I thought it was done. I didn't add any sugar after. The mead still tasted sweet but I thought that maybe I had used too much honey and the high sugar level had killed off the yeast so I just bottled it and forgot about it until they started popping. :)
bowow08072 years ago
I've had a mead going for about 8 and a half months now and its still not at the gravity I want. Its dangerously drinkable yes, but it's only at hydromel strength (approximately 10%abv) I wanted it to just get down to 1.040 (it is at the home stretch only 30 gravity points left! OG was at 1.140 Ken's sweet mead recipe) I added some more yeast and it started up for about 2 weeks before slowing down again. I know that I need to check with a hydrometer, but I'll do that in about a month. I'll tell you more about it once I get a new reading
jimbles (author)  bowow08072 years ago
Sounds great! Hovering at 10% you're well out of the hydromel range.
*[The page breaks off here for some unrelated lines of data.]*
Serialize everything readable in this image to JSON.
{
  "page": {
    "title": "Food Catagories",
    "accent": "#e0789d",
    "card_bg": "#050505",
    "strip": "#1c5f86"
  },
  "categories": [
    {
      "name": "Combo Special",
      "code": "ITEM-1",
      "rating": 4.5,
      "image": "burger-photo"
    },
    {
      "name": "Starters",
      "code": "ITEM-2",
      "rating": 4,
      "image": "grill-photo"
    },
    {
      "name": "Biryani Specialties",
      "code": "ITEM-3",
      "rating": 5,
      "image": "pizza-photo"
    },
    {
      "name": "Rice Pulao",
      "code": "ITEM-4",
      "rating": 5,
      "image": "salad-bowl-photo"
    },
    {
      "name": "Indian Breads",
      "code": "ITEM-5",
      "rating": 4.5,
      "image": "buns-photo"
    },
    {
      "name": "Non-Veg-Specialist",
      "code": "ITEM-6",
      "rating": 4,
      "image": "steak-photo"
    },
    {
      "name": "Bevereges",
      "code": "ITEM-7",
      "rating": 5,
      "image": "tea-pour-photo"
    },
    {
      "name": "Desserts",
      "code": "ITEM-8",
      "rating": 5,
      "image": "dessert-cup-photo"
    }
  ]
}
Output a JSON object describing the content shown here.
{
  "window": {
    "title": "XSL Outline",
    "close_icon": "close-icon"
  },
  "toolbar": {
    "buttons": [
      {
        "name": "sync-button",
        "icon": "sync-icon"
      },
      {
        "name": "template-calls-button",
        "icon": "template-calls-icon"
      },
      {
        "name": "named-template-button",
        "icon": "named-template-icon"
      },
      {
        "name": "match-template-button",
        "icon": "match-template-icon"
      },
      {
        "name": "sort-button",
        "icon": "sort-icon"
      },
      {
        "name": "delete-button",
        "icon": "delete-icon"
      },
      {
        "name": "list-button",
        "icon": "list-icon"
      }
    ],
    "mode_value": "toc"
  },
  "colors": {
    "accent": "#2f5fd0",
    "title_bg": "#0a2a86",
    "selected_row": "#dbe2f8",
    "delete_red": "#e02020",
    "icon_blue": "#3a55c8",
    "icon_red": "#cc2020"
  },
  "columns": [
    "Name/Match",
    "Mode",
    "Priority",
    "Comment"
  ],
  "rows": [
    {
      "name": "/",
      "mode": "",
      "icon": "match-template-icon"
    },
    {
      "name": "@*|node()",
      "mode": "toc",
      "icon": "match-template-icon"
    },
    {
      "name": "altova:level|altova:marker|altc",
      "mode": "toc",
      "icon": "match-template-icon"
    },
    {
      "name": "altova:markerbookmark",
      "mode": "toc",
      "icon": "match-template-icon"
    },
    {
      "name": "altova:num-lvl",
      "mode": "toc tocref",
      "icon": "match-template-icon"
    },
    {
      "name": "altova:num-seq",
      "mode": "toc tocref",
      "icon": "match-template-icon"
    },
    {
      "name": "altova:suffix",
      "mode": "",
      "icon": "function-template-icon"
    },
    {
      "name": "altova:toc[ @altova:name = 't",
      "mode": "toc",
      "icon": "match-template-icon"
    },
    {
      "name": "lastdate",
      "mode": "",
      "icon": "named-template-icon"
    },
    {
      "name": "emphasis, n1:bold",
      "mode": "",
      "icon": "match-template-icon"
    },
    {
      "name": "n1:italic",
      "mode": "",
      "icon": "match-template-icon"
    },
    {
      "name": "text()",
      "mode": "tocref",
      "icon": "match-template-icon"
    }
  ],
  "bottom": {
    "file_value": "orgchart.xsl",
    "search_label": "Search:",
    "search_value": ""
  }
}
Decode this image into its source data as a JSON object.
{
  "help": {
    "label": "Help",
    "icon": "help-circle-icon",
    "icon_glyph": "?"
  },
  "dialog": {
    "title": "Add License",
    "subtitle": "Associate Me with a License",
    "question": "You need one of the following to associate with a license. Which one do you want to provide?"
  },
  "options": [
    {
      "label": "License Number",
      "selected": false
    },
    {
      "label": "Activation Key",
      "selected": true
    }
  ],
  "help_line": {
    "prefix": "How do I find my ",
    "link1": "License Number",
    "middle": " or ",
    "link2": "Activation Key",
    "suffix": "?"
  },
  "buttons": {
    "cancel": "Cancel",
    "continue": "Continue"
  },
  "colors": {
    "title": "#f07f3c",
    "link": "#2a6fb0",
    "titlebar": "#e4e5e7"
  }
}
In fact that's where a lot of people like to stop them to retain the sweetness. I'm bet its delicious though. Have you used any yeast energizer or nutrients? There might not be much in there for the yeast and that's why it keeps petering out. 8 months is a long time, you must have the patience of a saint!
Yes I put enough nutrients in it. And it's less traditional patience and more like situational. I don't have a corker and I plan to age my mead for a good long while. So I will be bottling when I get my next order from the USA (I'm in the Philippines) and a bunch of wine bottles too.
jimbles (author) 2 years ago
Oh, and if you spill some of this on the floor, it'll be sticky for roughly the rest of your natural born life. So be more careful than me!